Bila ditambah 11%, maka kepemilikan MIND ID di Vale “hanya” 31%, masih lebih rendah dibandingkan kepemilikan asing di perusahaan asal Kanada ini.
Saat ini mayoritas saham Vale dimiliki Vale Canada Limited (VCL) 44,3%, Sumitomo Metal Mining Co. Ltd (SMM) 15%. Kalaupun kepemilikan saham keduanya berkurang 11%, maka artinya saham asing di Vale masih tetap akan lebih tinggi dibandingkan MIND ID. Adapun 20,7% merupakan saham milik publik yang tercatat di Bursa Efek Indonesia (BEI).

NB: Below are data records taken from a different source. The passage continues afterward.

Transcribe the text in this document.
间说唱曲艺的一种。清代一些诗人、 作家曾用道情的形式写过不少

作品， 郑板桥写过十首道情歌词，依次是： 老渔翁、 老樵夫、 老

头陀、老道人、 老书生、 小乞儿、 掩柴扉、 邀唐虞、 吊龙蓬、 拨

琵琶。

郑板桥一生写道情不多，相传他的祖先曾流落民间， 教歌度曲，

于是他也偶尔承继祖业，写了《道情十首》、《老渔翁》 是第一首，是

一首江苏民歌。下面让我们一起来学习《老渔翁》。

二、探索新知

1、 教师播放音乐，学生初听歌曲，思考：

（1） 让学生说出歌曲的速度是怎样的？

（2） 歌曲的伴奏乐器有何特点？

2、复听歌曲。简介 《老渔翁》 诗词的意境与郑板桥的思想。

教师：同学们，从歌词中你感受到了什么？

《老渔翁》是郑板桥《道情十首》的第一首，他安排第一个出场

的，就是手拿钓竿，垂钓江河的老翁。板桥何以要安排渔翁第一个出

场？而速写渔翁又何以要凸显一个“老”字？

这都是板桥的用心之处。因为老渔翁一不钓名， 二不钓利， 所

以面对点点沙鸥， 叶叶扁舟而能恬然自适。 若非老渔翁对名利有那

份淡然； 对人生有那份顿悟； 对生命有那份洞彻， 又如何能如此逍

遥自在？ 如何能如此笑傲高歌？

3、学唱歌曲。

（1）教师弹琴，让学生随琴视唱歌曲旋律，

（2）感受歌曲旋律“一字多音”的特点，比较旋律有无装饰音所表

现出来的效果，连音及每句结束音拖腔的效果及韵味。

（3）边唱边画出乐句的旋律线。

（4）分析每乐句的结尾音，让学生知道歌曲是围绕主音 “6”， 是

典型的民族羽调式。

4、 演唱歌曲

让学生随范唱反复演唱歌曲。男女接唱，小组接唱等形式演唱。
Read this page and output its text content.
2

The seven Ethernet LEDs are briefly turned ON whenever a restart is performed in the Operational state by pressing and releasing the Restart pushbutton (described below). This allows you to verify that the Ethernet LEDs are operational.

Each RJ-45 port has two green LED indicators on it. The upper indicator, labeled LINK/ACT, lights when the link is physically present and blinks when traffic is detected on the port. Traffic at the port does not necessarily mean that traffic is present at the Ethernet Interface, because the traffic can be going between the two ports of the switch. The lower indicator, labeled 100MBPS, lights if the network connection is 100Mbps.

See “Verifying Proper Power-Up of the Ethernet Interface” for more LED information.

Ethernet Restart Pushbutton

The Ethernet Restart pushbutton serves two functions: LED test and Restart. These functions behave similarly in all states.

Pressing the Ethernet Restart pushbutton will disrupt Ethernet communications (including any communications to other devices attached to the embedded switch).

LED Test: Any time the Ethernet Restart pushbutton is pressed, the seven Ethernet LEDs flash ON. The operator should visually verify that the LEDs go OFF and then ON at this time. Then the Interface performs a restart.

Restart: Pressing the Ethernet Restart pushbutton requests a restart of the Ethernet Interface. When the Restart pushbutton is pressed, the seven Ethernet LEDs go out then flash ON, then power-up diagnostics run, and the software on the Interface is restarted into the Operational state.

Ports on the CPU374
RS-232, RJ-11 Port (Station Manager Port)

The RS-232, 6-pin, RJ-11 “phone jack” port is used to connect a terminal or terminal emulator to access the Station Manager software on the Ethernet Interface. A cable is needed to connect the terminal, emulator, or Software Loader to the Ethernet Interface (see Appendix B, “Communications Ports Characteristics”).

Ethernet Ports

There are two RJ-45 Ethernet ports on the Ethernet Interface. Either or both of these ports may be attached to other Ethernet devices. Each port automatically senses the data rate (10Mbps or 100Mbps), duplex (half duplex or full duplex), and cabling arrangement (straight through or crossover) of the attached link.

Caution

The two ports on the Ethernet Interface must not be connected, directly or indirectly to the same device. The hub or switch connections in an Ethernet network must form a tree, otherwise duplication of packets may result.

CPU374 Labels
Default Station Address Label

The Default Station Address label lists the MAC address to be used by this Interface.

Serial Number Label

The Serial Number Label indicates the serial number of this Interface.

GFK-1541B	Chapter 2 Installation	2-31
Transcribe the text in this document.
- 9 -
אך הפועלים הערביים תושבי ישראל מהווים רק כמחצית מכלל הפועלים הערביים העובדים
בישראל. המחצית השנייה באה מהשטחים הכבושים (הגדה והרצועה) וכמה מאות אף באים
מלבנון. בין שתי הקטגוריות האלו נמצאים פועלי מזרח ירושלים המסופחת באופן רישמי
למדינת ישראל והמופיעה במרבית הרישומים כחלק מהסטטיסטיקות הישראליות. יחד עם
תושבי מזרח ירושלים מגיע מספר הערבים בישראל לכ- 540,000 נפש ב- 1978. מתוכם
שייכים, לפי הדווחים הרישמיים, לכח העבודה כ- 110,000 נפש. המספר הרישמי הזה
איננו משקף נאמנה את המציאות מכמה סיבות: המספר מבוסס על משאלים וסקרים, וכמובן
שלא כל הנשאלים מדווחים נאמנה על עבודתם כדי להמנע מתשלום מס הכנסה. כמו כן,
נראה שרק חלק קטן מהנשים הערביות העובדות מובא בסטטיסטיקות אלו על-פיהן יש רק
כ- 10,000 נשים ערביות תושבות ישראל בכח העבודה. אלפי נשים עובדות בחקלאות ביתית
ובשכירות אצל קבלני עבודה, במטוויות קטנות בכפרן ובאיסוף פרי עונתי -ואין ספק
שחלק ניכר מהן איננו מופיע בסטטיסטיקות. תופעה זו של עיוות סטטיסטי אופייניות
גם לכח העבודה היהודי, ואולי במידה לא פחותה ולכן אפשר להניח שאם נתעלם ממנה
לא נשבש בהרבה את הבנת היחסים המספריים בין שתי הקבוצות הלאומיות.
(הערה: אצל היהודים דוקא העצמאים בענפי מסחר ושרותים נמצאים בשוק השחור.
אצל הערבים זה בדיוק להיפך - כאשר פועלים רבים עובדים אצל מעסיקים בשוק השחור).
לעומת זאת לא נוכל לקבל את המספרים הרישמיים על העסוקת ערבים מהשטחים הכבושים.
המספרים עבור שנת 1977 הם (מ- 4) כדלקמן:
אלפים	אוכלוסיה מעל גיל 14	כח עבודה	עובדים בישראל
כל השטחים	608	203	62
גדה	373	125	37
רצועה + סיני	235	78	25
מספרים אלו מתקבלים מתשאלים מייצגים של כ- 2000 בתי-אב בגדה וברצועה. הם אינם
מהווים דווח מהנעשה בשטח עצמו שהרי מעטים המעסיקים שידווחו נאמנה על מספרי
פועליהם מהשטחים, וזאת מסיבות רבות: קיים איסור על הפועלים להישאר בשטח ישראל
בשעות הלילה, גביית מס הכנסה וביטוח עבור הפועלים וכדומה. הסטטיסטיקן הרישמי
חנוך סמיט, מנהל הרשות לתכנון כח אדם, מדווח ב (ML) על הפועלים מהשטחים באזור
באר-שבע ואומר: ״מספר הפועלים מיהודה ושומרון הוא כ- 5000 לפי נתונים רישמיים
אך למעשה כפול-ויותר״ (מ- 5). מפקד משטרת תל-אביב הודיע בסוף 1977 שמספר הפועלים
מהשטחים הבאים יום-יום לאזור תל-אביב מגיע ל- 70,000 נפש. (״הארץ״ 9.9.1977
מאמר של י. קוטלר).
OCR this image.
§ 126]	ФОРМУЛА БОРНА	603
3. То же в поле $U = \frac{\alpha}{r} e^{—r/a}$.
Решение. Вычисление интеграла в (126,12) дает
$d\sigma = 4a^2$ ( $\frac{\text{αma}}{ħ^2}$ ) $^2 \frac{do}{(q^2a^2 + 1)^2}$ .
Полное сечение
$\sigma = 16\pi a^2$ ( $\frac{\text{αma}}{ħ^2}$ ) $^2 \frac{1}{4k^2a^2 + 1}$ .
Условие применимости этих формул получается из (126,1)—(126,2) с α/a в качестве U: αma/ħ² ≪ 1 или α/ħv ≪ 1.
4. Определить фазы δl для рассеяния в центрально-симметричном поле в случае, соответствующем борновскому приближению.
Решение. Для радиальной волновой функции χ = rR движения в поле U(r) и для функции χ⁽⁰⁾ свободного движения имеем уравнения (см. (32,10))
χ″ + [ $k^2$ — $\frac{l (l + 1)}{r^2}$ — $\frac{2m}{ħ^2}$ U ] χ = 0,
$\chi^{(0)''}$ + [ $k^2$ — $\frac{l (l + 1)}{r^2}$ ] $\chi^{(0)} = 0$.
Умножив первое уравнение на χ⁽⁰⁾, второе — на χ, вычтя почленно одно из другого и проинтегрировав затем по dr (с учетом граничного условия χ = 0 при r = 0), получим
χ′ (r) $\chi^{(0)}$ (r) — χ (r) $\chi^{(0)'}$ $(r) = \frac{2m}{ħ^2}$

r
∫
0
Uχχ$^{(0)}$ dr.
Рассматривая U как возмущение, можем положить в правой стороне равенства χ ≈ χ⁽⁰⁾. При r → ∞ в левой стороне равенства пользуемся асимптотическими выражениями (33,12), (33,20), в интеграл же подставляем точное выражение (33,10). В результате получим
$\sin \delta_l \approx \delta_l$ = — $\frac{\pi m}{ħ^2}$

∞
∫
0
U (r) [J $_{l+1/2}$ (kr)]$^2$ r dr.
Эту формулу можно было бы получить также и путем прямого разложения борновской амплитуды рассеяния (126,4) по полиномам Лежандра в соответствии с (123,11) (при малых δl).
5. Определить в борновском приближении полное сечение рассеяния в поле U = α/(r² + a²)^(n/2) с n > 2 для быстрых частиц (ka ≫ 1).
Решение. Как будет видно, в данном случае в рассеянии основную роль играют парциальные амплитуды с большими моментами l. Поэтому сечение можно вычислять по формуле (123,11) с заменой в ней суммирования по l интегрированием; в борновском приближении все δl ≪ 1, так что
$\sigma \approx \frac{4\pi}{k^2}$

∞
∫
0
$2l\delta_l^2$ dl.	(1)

“Nah 11% ini kalau ditambah sama 20% saham kita, kita cuma dapat 31%. Nah saham mereka yang tadinya 40% sekian jadi turun ke 36%. Artinya, mayoritas masih Vale, belum lagi ditambah sama Sumitomo,” ungkapnya.
Dia juga mengatakan, jika MIND ID mengambil alih saham Vale sebesar 11%, ini belum bisa segera memberikan keuntungan yang besar. Dia menyebut, hal ini dikarenakan berdasarkan kebijakan Vale, perusahaan ini masih belum akan membagikan keuntungan dalam bentuk dividen atau pembagian laba perusahaan sampai dengan tahun 2027 mendatang.
“Jadi ya kita punya 11% sebenarnya tidak punya arti apa-apa, nah padahal Vale punya kebijakan untuk tidak membagikan keuntungannya dalam bentuk dividen sampai 2027. Lu mau nggak, punya investasi tapi sampai 2027 tidak ada pembagian keuntungan, jadi kita harus buat apa,” ucapnya.